Mme Françoise Gatel. Si, c’est ainsi qu’on nous parle ! Je veux bien comprendre que votre propos a dépassé votre pensée, madame la secrétaire d’État, mais il faut tout de même avoir une certaine considération pour le Sénat : nous pouvons avoir, en notre âme et conscience, des opinions extrêmement différentes. Il n’y a pas, d’un côté, les bons penseurs et, de l’autre, les mauvais penseurs. Ce type de discours, que l’on entend depuis un moment dans cet hémicycle à travers l’examen du projet de loi de santé, est intolérable et inadmissible. (Applaudissements sur certaines travées de l'UDI-UC et du groupe Les Républicains. – Protestations sur les travées du groupe socialiste et républicain et du groupe CRC. )
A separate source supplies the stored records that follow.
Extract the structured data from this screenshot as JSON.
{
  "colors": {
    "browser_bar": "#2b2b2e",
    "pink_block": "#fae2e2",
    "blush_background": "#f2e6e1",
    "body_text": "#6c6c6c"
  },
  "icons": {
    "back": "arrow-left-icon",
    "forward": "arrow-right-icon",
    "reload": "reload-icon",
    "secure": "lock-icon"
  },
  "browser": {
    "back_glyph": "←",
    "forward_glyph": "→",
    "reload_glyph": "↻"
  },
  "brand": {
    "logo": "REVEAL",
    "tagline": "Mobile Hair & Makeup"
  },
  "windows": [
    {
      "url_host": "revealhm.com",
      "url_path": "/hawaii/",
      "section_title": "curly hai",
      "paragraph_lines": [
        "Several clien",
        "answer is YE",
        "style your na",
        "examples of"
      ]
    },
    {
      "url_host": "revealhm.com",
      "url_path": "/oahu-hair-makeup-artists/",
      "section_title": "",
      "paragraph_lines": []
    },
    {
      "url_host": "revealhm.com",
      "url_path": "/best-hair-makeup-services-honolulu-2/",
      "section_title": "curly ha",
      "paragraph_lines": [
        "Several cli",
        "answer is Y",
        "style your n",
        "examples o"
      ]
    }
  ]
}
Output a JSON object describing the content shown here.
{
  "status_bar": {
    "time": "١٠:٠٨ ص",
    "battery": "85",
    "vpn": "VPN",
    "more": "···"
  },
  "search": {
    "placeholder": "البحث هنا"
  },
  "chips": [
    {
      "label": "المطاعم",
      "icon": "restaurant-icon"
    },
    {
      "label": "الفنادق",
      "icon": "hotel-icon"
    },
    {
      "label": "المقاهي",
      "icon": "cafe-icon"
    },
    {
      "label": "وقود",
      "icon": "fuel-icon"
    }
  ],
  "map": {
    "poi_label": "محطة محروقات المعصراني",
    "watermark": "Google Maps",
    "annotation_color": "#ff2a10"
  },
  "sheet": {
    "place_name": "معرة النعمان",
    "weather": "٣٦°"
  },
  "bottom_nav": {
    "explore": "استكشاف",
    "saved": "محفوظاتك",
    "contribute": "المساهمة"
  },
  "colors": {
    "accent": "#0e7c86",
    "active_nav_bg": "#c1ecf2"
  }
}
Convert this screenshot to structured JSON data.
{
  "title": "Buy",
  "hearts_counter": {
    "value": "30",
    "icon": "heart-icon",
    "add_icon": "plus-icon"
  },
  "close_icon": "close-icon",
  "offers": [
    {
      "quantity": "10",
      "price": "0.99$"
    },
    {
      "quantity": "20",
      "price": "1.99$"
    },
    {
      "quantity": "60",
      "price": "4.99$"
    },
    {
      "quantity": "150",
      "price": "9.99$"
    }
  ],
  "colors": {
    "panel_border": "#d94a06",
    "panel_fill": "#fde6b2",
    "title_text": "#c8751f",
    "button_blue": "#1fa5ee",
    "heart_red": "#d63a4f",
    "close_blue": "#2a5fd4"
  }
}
Mme la présidente. Je mets aux voix les amendements identiques nos 27 rectifié quinquies, 125 rectifié bis, 463, 712 et 933.
(Les amendements sont adoptés.)
Mme la présidente. En conséquence, l'article 7 bis est rétabli dans cette rédaction, et l'amendement n° 1178 rectifié n'a plus d'objet.
Madame la ministre, mes chers collègues, nous avons examiné 67 amendements au cours de la journée. Il en reste 866.
La suite de la discussion est renvoyée à la prochaine séance.
16
Ordre du jour
Mme la présidente. Voici quel sera l’ordre du jour de la prochaine séance publique, précédemment fixée à aujourd’hui, jeudi 17 septembre 2015 :
À dix heures quarante :
Suite du projet de loi, adopté par l’Assemblée nationale après engagement de la procédure accélérée, de modernisation de notre système de santé (n° 406, 2014-2015) ;
Rapport de M. Alain Milon, Mmes Catherine Deroche et Élisabeth Doineau, fait au nom de la commission des affaires sociales (n° 653, 2014-2015) ;
Texte de la commission (n° 654, 2014-2015) ;
Avis de M. Jean-François Longeot, fait au nom de la commission de l’aménagement du territoire et du développement durable (n° 627, 2014-2015) ;
Avis de M. André Reichardt, fait au nom de la commission des lois (n° 628, 2014-2015).
À quinze heures : questions d’actualité au Gouvernement.
À seize heures quinze et le soir : suite de l’ordre du jour du matin.
Personne ne demande la parole ?…
La séance est levée.
(La séance est levée le jeudi 17 septembre 2015, à une heure quarante.)